Al-Abedi noted what she described as solidarity and community coordination with the victims, citing the embrace of displaced families in stable communities and the humanitarian support of many of the dead and handicapped.

However, she noted that a real rehabilitation for the victims with proper treatment for them, and for their psychological and physical suffering cannot be limited to the support of the community only, it requires a state sponsor and the capabilities must be greater than Iraqi local institutes, which already suffered from major problems and impotence traumatized for years because of successive wars and the economic deterioration situation.

Al-Abedi said the case needs to be prepared by psychologists, review school curricula, intensify psychological and social programs, and promote cultural and recreational activities that contribute to alleviating the victims and helping them overcome the difficult psychological situation they are experiencing.

The doctor also stressed that such programs require time, effort and considerable costs, she expressed her confidence in the ability of the Iraqi society to recover and rebuild itself.

Meanwhile, the Assistant Director of Social Needs Department in the Iraqi Ministry of Labor Amer Khazal said the Iraqi government does not currently have any accurate statistics on the number of disabled as a result of the war against IS, even centers that cared for disabled and war victims had stopped due to the control by IS in the last three years to of a number of Iraqi cities.

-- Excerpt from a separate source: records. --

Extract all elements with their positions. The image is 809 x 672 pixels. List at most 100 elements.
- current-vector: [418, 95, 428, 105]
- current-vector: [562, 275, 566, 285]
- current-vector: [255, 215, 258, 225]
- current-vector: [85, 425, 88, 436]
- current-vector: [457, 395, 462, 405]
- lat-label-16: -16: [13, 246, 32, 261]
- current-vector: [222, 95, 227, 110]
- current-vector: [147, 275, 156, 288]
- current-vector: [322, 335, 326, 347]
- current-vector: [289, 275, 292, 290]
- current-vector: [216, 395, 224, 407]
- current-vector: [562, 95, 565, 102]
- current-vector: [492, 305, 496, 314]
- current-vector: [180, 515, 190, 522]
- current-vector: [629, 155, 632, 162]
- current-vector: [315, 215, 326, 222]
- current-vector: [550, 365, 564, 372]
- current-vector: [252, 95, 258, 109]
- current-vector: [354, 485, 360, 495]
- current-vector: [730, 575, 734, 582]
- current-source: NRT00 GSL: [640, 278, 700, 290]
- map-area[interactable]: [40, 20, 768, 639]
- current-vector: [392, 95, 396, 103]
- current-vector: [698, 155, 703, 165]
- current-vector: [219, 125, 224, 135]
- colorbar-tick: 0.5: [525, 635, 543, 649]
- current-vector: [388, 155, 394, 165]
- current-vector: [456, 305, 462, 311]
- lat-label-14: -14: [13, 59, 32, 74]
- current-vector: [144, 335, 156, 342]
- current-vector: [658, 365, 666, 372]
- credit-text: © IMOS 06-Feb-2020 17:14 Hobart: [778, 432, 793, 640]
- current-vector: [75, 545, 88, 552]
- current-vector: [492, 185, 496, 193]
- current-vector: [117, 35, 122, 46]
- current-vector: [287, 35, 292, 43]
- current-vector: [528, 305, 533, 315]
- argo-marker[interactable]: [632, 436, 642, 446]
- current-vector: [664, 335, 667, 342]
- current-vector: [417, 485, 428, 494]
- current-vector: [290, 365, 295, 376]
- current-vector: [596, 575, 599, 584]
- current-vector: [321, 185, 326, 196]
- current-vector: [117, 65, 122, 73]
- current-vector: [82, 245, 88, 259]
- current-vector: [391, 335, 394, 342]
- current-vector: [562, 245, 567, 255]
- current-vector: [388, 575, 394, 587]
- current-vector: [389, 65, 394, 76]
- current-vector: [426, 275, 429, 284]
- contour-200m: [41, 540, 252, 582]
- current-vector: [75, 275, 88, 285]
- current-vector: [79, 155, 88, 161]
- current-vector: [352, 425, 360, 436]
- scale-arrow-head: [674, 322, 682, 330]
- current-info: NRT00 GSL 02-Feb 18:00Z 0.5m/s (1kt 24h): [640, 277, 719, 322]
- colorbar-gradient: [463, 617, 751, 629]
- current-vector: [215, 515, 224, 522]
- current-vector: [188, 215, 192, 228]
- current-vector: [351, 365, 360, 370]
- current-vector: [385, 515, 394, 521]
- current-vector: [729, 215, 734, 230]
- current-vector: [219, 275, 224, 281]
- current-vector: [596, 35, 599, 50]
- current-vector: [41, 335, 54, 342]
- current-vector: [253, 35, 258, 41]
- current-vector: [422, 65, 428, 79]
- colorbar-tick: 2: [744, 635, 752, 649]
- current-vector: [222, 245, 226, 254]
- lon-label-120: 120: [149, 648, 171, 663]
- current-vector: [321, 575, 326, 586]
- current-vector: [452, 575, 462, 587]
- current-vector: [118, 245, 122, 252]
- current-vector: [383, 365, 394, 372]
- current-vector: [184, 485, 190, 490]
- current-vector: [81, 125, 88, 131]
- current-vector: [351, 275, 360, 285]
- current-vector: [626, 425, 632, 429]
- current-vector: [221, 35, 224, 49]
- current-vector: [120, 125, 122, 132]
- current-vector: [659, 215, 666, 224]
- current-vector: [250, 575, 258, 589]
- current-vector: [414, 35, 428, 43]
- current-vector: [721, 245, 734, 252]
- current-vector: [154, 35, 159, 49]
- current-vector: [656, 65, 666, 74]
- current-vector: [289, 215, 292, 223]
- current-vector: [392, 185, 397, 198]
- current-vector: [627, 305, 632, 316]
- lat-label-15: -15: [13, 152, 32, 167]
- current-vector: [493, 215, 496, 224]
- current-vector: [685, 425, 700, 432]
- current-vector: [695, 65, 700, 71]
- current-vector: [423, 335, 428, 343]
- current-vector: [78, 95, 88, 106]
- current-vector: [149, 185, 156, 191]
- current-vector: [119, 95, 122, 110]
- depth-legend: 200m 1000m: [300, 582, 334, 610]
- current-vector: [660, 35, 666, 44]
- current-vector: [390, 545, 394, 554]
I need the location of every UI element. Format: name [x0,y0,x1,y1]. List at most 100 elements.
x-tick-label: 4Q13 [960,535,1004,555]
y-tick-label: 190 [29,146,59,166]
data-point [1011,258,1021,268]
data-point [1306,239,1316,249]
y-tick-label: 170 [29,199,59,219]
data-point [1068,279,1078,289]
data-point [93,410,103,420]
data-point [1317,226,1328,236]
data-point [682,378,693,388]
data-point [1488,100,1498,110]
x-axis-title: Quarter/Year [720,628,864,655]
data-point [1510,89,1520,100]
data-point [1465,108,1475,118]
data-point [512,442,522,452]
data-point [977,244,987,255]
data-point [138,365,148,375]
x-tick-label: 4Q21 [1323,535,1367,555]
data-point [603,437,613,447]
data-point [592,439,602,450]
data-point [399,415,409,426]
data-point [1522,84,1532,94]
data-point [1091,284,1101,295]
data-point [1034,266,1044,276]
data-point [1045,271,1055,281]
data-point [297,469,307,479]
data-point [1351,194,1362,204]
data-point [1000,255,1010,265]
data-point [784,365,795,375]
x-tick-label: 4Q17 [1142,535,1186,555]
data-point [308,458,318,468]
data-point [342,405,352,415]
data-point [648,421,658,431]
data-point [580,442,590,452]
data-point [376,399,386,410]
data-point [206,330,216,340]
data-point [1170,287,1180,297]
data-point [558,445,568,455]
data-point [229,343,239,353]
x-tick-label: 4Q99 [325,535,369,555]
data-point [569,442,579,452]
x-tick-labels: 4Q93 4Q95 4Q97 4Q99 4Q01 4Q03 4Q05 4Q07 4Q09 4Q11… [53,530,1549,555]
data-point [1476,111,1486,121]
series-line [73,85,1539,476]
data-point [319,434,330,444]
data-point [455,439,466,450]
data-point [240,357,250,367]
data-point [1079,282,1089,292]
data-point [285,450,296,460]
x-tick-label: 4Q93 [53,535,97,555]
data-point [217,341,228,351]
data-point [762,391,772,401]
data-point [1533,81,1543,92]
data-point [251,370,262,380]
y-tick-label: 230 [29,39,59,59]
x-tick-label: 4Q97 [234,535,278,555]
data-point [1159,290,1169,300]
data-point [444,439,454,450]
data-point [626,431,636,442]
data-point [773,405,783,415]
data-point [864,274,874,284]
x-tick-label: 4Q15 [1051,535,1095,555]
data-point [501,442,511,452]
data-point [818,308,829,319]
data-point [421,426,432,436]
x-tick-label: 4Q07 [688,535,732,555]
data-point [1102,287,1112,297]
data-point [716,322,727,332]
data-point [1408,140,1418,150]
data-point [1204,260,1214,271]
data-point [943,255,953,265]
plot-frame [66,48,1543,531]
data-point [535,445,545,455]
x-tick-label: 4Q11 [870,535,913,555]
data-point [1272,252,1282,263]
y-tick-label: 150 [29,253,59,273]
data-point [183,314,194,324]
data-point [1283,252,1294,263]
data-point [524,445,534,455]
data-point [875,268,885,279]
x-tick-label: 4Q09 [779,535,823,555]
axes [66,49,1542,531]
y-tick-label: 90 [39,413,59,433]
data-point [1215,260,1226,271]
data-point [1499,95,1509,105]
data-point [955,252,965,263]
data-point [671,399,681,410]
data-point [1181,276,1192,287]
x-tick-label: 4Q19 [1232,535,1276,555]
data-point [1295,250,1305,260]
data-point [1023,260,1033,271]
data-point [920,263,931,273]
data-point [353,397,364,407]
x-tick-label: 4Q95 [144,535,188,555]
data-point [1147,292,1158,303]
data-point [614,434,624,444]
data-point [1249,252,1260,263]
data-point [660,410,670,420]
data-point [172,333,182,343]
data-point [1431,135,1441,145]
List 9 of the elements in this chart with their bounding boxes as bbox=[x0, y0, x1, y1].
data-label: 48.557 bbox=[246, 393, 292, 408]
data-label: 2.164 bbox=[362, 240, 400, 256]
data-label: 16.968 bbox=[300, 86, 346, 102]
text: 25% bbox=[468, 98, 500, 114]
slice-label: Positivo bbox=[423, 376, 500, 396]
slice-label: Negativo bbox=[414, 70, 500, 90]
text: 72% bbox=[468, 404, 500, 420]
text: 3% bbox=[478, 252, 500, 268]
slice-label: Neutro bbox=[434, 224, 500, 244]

Khazal pointed out that the care for the disabled and victims of the war in Iraq is managed by a higher body called the Authority for People with Disabilities and Special Needs, which includes a board of directors headed by the Minister of Labor and Social Affairs and membership of representatives from all other Iraqi ministries.

He pointed out that the Authority also sponsors, in coordination with the local administrations in the governorates, 34 institutes of physical disability, deafness, blindness and physical disability, as well as 17 institutes for the mentally retarded, which are distributed throughout the country and provide services to all age groups.

Finally, Iraq, which is being assembled today in preparation for the largest reconstruction process in its history, through Kuwait International Conference, is in dire need of a bigger and more costly program to rebuild the country, and rehabilitate its victims who are being ignored due to the stampede of priorities and the preoccupation of government with wars and difficult economic crises.